In the unlovely language of government, this Bonus will be “unring-fenced”. So the money can be used by councils to make improvements to the infrastructure that new homes need or it can be used to re-decorate county hall.
Whatever happens nationally, how will Wiltshire council balance the government’s ‘wants’ with the legally backed localism agenda? On the evidence so far localism does not seem to be winning in Wiltshire.
It is widely known that the council’s Tory majority incurred the wrath of senior party spokesmen who, while they were preparing their localism policies in opposition, argued against Wiltshire becoming a unitary authority. The demise of the district councils was seen as a blow against the party's localism agenda.
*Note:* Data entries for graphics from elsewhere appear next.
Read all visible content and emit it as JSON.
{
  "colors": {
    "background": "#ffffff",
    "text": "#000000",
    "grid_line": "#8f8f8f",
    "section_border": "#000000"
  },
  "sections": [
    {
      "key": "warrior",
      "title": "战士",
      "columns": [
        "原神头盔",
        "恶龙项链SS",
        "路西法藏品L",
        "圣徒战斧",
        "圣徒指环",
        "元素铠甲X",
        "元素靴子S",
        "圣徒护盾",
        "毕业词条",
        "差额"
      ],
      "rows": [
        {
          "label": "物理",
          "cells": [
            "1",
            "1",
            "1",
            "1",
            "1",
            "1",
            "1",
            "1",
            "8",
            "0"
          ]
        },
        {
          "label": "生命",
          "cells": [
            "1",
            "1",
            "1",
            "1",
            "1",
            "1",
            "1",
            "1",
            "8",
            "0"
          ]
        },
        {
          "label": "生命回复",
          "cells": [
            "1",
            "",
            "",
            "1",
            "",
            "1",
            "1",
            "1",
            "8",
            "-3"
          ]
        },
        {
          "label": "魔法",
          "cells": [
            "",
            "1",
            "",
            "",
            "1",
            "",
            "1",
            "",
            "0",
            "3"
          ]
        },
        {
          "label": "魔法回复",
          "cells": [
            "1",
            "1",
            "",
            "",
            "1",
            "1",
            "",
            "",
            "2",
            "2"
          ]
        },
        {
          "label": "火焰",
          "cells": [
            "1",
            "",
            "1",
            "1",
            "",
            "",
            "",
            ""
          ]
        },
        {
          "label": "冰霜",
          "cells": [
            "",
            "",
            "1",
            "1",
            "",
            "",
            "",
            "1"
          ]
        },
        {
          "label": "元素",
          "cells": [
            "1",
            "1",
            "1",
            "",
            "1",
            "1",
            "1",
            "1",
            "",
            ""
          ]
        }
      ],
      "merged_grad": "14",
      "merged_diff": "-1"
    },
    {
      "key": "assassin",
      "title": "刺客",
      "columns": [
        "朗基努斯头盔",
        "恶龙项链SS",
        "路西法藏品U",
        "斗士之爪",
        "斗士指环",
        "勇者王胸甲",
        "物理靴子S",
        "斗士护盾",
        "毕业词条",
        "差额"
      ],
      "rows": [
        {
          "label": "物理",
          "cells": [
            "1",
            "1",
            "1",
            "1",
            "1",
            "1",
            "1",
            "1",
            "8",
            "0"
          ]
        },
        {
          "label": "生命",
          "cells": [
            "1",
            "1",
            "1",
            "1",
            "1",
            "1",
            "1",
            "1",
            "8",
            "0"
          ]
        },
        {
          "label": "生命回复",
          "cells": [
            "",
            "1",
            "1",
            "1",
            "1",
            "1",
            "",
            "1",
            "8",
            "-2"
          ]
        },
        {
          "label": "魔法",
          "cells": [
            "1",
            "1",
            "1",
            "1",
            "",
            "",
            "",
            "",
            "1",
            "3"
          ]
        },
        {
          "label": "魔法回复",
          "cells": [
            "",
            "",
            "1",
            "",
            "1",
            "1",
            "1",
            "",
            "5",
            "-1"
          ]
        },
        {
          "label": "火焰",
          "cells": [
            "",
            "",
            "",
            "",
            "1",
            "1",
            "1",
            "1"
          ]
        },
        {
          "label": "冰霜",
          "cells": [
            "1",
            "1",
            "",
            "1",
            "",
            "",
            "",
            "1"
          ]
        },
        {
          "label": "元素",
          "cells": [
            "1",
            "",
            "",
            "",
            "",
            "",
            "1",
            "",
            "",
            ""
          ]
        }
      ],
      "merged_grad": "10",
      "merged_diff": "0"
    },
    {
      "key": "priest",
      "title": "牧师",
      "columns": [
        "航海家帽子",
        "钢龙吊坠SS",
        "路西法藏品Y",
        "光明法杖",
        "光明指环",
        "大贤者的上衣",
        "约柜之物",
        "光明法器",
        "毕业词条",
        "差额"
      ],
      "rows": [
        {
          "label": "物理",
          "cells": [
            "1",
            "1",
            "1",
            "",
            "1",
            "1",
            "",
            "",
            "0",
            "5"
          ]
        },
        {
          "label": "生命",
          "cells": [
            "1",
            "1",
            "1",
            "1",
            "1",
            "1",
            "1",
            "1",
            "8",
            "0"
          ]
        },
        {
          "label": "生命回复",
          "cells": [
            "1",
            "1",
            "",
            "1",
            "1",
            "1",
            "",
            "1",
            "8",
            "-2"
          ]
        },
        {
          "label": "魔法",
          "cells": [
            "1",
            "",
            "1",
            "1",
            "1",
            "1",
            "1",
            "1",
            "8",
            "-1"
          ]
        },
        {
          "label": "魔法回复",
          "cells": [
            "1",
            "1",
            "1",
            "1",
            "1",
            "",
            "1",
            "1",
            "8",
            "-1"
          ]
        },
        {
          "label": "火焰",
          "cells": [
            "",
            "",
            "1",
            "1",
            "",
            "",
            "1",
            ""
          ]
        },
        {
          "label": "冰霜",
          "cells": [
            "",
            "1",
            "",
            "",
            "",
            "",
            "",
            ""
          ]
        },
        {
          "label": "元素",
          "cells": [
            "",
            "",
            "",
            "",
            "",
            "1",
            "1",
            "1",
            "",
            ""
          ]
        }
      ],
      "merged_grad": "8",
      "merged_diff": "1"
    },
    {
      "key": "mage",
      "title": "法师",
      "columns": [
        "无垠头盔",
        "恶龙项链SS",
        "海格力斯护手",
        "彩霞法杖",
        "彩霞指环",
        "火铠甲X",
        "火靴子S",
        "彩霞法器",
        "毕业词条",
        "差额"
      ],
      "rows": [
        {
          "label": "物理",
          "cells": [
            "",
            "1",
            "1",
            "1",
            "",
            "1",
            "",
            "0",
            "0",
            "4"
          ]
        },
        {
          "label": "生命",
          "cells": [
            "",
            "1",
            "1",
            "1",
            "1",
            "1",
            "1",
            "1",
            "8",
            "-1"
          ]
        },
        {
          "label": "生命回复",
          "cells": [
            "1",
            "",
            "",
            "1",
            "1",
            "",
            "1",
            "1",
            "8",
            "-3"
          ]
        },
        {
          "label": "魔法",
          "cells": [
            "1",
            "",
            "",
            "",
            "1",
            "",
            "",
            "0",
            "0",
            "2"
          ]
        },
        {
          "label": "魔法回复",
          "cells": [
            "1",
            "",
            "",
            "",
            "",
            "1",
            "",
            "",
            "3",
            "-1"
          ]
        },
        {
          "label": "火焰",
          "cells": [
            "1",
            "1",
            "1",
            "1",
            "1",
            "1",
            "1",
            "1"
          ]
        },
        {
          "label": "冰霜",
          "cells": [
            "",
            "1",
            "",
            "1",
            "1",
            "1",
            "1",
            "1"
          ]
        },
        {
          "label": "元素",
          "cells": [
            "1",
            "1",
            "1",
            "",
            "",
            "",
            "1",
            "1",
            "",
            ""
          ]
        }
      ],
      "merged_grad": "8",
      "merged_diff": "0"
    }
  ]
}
More recently, the Council put costs and economies of scale ahead of localism when they disregarded the work of local charities and volunteers and awarded contracts to run all but three of the county’s thirty Sure Start centres to national rather than local organisations. Following that precedent, the New Homes Bonus will be a tempting financial incentive to bypass local opposition to housing developments.
So watch out for the council’s response both to the local protests at their draft plan and to the government’s planning policy.